La vraie question : qu’est-ce que la laïcité ?

«Car en prétendant ici défendre la «séparation de l’Église et de l’État», on piétine l’autre grand principe qui sous-tend la laïcité : « la liberté de manifester ses convictions dans les limites du respect de l’ordre public».

Cette liberté-là doit pouvoir se vivre au vu et au su de tous, sinon ce n’est pas une liberté. «La liberté de s’exprimer dans sa cave, c’est tout simplement l’interdiction de s’exprimer», souligne le sociologue Marc Jacquemain.

Avis donc au nouveau gouvernement et à son gros bon sens : commençons par le début. Pour en finir avec la tour de Babel, commençons par définir ce que nous entendons par laïcité. Ce qui manque toujours cruellement à ce débat. Commençons par établir ce que nous voulons vraiment protéger, et pour quelles raisons. Et puis, voyons si ce fameux consensus, qui nous tient tant à cœur, tient également la route. » (Francine Pelletier : Le Devoir 24 octobre)

L’histoire des guerres de religions autant en Europe qu’en Asie et en Amériques et en Afrique devrait nous éviter de reprendre les mêmes ornières. Dans ce cas, il est remarquable de constater que le vieux principe s’applique : « chassez le naturel, il revient au galop. ». La Charte des droits et liberté et les jugements de la Cour suprême devraient être les remparts contre une laïcité intégriste qui veut imposer des restrictions qui nuisent à toute forme d’inclusion et de dialogue. Nous ne sommes pas racistes ou islamophobes, mais nous entendons régulièrement des discours qui propagent des propos qui frôlent la xénophobie et le chauvinisme: réduire le nombre de migrants, passer un test des valeurs, limiter la liberté religieuse des gens en autorité.

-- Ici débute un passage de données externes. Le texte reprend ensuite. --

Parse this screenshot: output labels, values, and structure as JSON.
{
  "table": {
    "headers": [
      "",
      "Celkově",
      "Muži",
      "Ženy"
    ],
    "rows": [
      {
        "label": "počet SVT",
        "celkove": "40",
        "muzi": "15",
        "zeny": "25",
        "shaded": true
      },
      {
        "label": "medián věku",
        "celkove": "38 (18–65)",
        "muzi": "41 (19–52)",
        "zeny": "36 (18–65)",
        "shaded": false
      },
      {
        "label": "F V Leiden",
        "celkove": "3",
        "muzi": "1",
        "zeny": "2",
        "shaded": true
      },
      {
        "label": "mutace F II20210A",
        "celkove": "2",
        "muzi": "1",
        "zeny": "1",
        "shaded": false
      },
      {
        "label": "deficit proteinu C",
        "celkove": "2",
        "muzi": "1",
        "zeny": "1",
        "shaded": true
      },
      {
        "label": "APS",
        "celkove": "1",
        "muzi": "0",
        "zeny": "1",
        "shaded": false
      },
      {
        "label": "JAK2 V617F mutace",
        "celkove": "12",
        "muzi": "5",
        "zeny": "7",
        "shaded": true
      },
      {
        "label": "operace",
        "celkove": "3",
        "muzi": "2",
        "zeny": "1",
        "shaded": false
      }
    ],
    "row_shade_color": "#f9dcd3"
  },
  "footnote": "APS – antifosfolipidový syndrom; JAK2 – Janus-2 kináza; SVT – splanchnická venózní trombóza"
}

La démocratie a besoin d’être éclairée afin d’éviter les dérapages populistes basés généralement sur l’ignorance et les mouvements radicaux basés sur des émotions irrationnelles. Nous avons à nous poser beaucoup de questions. Pourquoi obliger des individus à choisir : un poste d’autorité dans le secteur public ou le respect des prescriptions de la religion à laquelle ils appartiennent? Pourquoi instaurer une liberté à deux vitesses? La notion de liberté serait-elle une notion à définition variable selon le goût du jour et des mouvements populaires? D’où vient cette volonté de radier les signes religieux ostensibles ? Est-ce une forme d’intolérance radicale contre toutes les religions ou est-ce une guerre qui cible particulièrement les croyants de foi musulmane, c’est-à-dire les femmes voilées ? Est-ce que le mouvement de la sécularisation amorcé au début des années 1960 au Québec a conduit à un mouvement anticlérical radical s’étendant à toutes les religions ? Pourquoi cette difficulté à distinguer la neutralité de l’État et la liberté des individus ? Pourquoi cette incohérence : vouloir conserver le crucifix à l’Assemblée nationale en l’affublant du titre de « bien patrimonial » un symbole religieux chrétien reconnu comme tel depuis des siècles par des milliards de citoyens ? Et dans ce cas précis, quelle est donc la définition du mot « patrimonial » ?

En fait, les Québécois d’ascendance chrétienne appliqueront-ils aux croyants de toutes les religions les mêmes restrictions que les Canadiens-français catholiques ont eu à subir suite à la conquête du Canada par les Britanniques anglicans en 1763 ? Ce serait un grand pas en arrière. Un grand pas réactionnaire. Les réactionnaires n’ont jamais bâti, ils ont toujours détruit. Craignons ces mouvements qui font la promotion d’une identité québécoise refermée sur elle-même et qui ne correspond pas à la réalité cosmopolite et pluraliste bien présente au Québec en 2018. Ne répétons pas avec les migrants ce que nous avons fait vivre aux premières nations. Une vraie démocratie protège les minorités.